Other aspects of the regulatory environment are also driving growth in wind power and other renewables. The Welsh Government has set binding targets for the nation as a whole but achieving them will be dependent on the aggregate effect of many parties playing their part, including business. Companies have therefore been set their own carbon neutrality targets and so there is growing demand from them for their own wind and solar power generators.
Demand for electricity generally will also increase massively as drivers make the switch from petrol and diesel power to electrified transport and heating. In Wales, wind energy will play a big part in meeting this. As well as onshore wind, there are offshore wind projects in the Irish Sea, and two tidal energy schemes proposed – one each off the north and south coasts of Wales. Taken all together, Wales’s drive to carbon-free energy generation is seeing it fast catching up with Scotland in terms of renewable energy generation per capita.

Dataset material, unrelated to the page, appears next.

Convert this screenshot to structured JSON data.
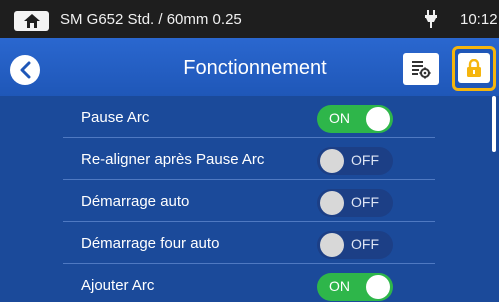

While the outlook for wind energy in Wales is very positive, there is one potential fly in the ointment in the shape of grid capacity. Many of Wales’s wind farms are located on remote hillsides. These are great for capturing wind energy, but getting the electricity generated from there to where the demand lies is a perennial bugbear. The Welsh Government hosted a ‘Wales Climate Week’ in November, during which Renewable UK Cymru warned that significant challenges faced green energy developments in linking up to existing power lines. Responsibility for development of the grid is still shared with Westminster, while Ofgem also plays a part through setting annual amounts that firms can spend on upgrading their networks.
Grid capacity therefore needs to be addressed in tandem with increased energy generation. If this happens, there is no reason why Wales cannot fulfil the National Development Framework’s aim of becoming ‘a world leader in renewable energy technologies’.